Banco Central do Brasil (BCB), Brazil’s central bank, launched a new real-time payment (RTP) system in November 2020 called Pix. Evangelists at the central bank hoped that Pix would offer a low-cost alternative to existing payments systems and would entice some of the country’s tens of millions of unbanked and underbanked adults into the banking system.
A recent review of Pix, published by the Bank for International Settlements, claims that the payment system has achieved these goals and that it is a model for other jurisdictions. However, the BIS review seems to have been written with rose-tinted spectacles. This is perhaps not surprising, given that the lead author runs the division of the central bank that developed Pix. In a critique published this week, I suggest that, when seen in full color, Pix looks a lot less pretty.
Among other things, the BIS review misconstrues the economics of payment networks. By ignoring the two-sided nature of such networks, the authors claim erroneously that payment cards incur a net economic cost. In fact, evidence shows that payment cards generate net benefits. One study put their value add to the Brazilian economy at 0.17% of GDP.
The report also obscures the costs of the Pix system and fails to explain that, whereas private payment systems must recover their full operational cost, Pix appears to benefit from both direct and indirect subsidies. The direct subsidies come from the BCB, which incurred substantial costs in developing and promoting Pix and, unlike other central banks such as the U.S. Federal Reserve, is not required to recover all operational costs.
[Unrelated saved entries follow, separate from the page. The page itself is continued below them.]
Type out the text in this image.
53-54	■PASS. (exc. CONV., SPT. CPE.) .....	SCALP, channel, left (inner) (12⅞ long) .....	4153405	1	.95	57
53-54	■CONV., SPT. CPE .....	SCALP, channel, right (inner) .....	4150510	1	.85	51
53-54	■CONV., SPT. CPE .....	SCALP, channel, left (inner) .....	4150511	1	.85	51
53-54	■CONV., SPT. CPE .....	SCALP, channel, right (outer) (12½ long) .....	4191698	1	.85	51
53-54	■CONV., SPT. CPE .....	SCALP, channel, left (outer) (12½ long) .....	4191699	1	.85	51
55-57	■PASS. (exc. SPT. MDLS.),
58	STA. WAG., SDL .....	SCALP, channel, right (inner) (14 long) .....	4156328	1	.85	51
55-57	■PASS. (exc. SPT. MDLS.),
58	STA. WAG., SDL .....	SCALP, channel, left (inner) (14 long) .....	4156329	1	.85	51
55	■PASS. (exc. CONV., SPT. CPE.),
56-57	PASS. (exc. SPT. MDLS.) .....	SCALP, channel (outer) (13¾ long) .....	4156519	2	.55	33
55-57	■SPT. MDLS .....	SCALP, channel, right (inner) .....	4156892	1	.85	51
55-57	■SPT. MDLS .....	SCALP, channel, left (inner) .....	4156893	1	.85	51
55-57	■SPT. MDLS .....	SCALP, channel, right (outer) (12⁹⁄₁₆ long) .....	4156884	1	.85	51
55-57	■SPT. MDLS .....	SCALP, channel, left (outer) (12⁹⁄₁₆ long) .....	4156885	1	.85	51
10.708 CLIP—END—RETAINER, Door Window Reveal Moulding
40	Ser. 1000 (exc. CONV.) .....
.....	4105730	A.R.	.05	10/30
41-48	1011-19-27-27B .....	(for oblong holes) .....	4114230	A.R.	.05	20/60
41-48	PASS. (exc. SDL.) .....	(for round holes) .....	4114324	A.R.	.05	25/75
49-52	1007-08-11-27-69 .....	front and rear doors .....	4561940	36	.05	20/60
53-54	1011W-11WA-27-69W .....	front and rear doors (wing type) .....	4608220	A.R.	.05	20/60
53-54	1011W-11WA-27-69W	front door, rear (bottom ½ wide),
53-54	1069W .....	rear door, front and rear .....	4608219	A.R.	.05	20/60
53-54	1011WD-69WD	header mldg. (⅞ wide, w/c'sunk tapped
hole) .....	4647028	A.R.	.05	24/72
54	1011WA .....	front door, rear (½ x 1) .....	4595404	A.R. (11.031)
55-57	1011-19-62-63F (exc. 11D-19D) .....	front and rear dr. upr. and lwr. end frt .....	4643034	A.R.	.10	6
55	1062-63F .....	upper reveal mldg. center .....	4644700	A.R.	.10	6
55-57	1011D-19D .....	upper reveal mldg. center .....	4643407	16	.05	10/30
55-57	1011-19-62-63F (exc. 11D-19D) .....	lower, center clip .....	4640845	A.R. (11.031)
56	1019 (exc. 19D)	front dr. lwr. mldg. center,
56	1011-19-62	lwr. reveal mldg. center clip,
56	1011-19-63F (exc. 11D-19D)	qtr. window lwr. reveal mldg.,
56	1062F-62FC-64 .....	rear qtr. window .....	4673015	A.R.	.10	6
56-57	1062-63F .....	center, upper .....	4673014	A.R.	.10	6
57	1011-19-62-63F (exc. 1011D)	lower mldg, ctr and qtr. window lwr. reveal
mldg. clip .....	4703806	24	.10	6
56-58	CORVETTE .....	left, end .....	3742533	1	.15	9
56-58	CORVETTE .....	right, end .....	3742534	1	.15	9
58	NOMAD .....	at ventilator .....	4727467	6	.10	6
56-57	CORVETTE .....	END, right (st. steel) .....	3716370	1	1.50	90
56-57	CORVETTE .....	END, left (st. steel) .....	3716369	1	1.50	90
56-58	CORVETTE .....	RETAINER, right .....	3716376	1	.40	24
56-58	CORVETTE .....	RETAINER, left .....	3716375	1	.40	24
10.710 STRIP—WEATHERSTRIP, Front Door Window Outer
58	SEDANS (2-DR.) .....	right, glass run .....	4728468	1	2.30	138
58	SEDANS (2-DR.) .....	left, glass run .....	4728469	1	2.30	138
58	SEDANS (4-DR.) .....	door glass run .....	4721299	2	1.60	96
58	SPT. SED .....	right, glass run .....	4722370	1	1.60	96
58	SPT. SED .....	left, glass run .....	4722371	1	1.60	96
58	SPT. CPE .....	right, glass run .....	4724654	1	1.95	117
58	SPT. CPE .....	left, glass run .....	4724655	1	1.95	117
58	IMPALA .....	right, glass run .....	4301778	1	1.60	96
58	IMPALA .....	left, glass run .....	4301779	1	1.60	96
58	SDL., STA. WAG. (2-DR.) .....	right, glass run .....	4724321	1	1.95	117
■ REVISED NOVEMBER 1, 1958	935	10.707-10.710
Indirect subsidies come from the banks and other payment-service providers (PSPs), many of which have been forced by the BCB to provide Pix to their clients, even though doing so cannibalizes their other payment systems, including interchange fees earned from payment cards.
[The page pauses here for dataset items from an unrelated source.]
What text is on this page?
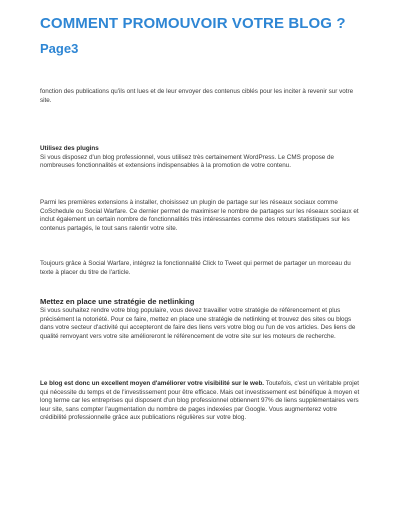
COMMENT PROMOUVOIR VOTRE BLOG ?
Page3

fonction des publications qu'ils ont lues et de leur envoyer des contenus ciblés pour les inciter à revenir sur votre site.

Utilisez des plugins
Si vous disposez d'un blog professionnel, vous utilisez très certainement WordPress. Le CMS propose de nombreuses fonctionnalités et extensions indispensables à la promotion de votre contenu.

Parmi les premières extensions à installer, choisissez un plugin de partage sur les réseaux sociaux comme CoSchedule ou Social Warfare. Ce dernier permet de maximiser le nombre de partages sur les réseaux sociaux et inclut également un certain nombre de fonctionnalités très intéressantes comme des retours statistiques sur les contenus partagés, le tout sans ralentir votre site.

Toujours grâce à Social Warfare, intégrez la fonctionnalité Click to Tweet qui permet de partager un morceau du texte à placer du titre de l'article.

Mettez en place une stratégie de netlinking

Si vous souhaitez rendre votre blog populaire, vous devez travailler votre stratégie de référencement et plus précisément la notoriété. Pour ce faire, mettez en place une stratégie de netlinking et trouvez des sites ou blogs dans votre secteur d'activité qui accepteront de faire des liens vers votre blog ou l'un de vos articles. Des liens de qualité renvoyant vers votre site amélioreront le référencement de votre site sur les moteurs de recherche.

Le blog est donc un excellent moyen d'améliorer votre visibilité sur le web. Toutefois, c'est un véritable projet qui nécessite du temps et de l'investissement pour être efficace. Mais cet investissement est bénéfique à moyen et long terme car les entreprises qui disposent d'un blog professionnel obtiennent 97% de liens supplémentaires vers leur site, sans compter l'augmentation du nombre de pages indexées par Google. Vous augmenterez votre crédibilité professionnelle grâce aux publications régulières sur votre blog.
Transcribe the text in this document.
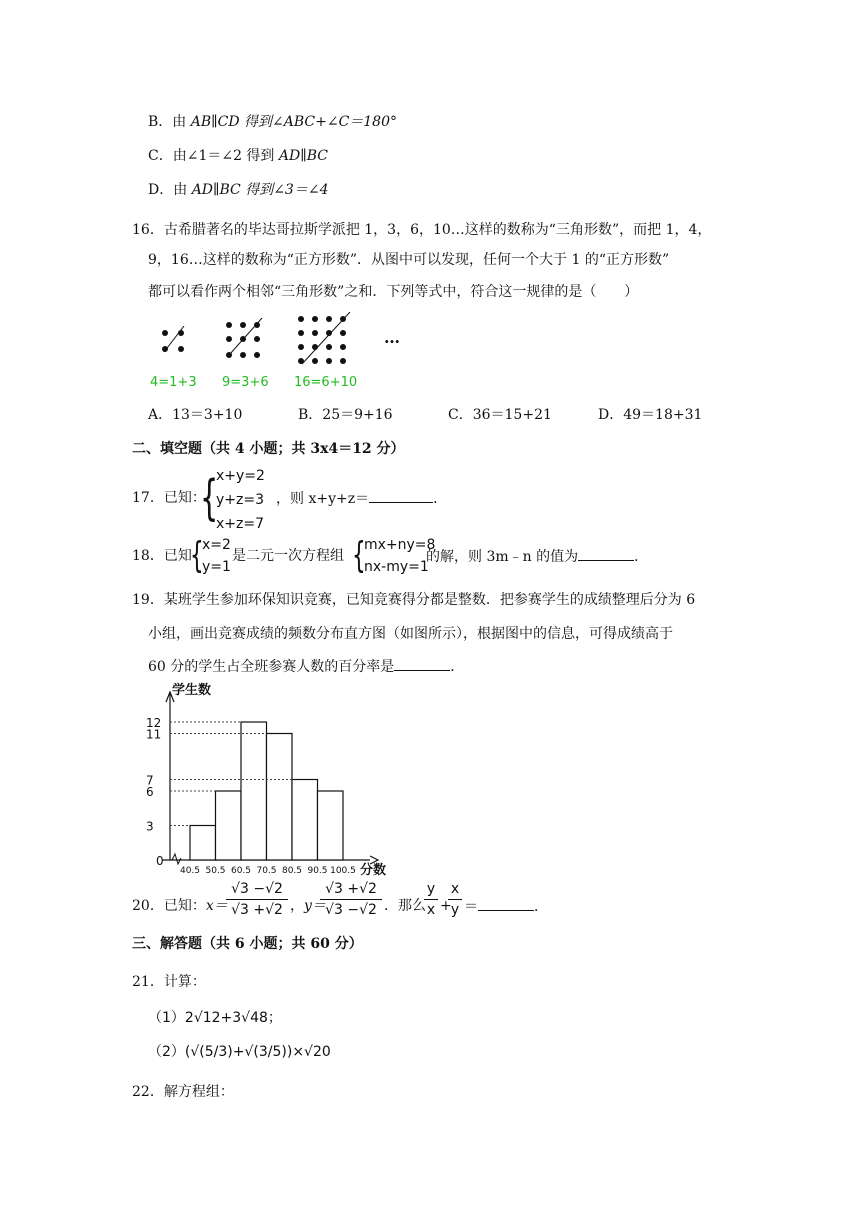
B．由 AB∥CD 得到∠ABC+∠C＝180°
C．由∠1＝∠2 得到 AD∥BC
D．由 AD∥BC 得到∠3＝∠4
16．古希腊著名的毕达哥拉斯学派把 1，3，6，10…这样的数称为“三角形数”，而把 1，4，
9，16…这样的数称为“正方形数”．从图中可以发现，任何一个大于 1 的“正方形数”
都可以看作两个相邻“三角形数”之和．下列等式中，符合这一规律的是（　　）
…
4=1+3 9=3+6 16=6+10
A．13＝3+10	B．25＝9+16	C．36＝15+21	D．49＝18+31
二、填空题（共 4 小题；共 3x4＝12 分）
17．已知：
{
x+y=2
y+z=3
x+z=7
，则 x+y+z＝	．
18．已知
{
x=2
y=1
是二元一次方程组 {
mx+ny=8
nx-my=1
的解，则 3m﹣n 的值为	．
19．某班学生参加环保知识竞赛，已知竞赛得分都是整数．把参赛学生的成绩整理后分为 6
小组，画出竞赛成绩的频数分布直方图（如图所示），根据图中的信息，可得成绩高于
60 分的学生占全班参赛人数的百分率是	．
学生数
分数
0
3
6
7
11
12
40.5 50.5 60.5 70.5 80.5 90.5 100.5
20．已知：x＝
√3 −√2
√3 +√2 ，y＝
√3 +√2
√3 −√2 ．那么
y
x +
x
y ＝	．
三、解答题（共 6 小题；共 60 分）
21．计算：
（1）2√12+3√48；
（2）(√(5/3)+√(3/5))×√20
22．解方程组：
Moreover, the BIS review mischaracterizes the role of interchange fees, which are often used to encourage participation in the payment-card network. In the case of debit cards, this often includes covering some or all of the operational costs of bank accounts. The availability of “free” bank accounts with relatively low deposit requirements offers customers incentives to open and maintain accounts.
While the report notes that Pix has “signed up” 67% of adult Brazilians, it fails to mention that most of these were automatically enrolled by their banks, the majority of which were required by the BCB to adopt Pix. It also fails to mention that 33% of adult Brazilians have not “signed up” to Pix, nor that a recent survey found that more than 20% of adult Brazilians remain unbanked or underbanked, nor that the main reason given for not having a bank account was the cost of such accounts. Moreover, by diverting payments away from debit cards, Pix has reduced interchange fees and thereby reduced the ability of banks and other PSPs to subsidize bank accounts, which might otherwise have increased financial inclusion.
The BIS review falsely asserts that “Big Tech” payment networks are able to establish and maintain market power. In reality, tech firms operate in highly competitive markets and have little to no market power in payment networks. Nonetheless, the report uses this claim regarding Big Tech’s alleged market power to justify imposing restrictions on the WhatsApp payment system. The irony, of course, is that by moving to prohibit the WhatsApp payment service shortly before the rollout of Pix, the BCB unfairly inhibited competition, effectively giving Pix a monopoly on RTP with the full support of the government.
In acting as both a supplier of a payment service and the regulator of payment service providers, the BCB has a massive conflict of interest. Indeed, the BIS itself has recommended that, in cases where such conflicts might exist, it is good practice to ensure that the regulator is clearly separated from the supplier. Pix, in contrast, was developed and promoted by the same part of the bank as the payments regulator.
Finally, the BIS report also fails to address significant security issues associated with Pix, including a dramatic rise in the number of “lightning kidnappings” in which hostages were forced to send funds to Pix addresses.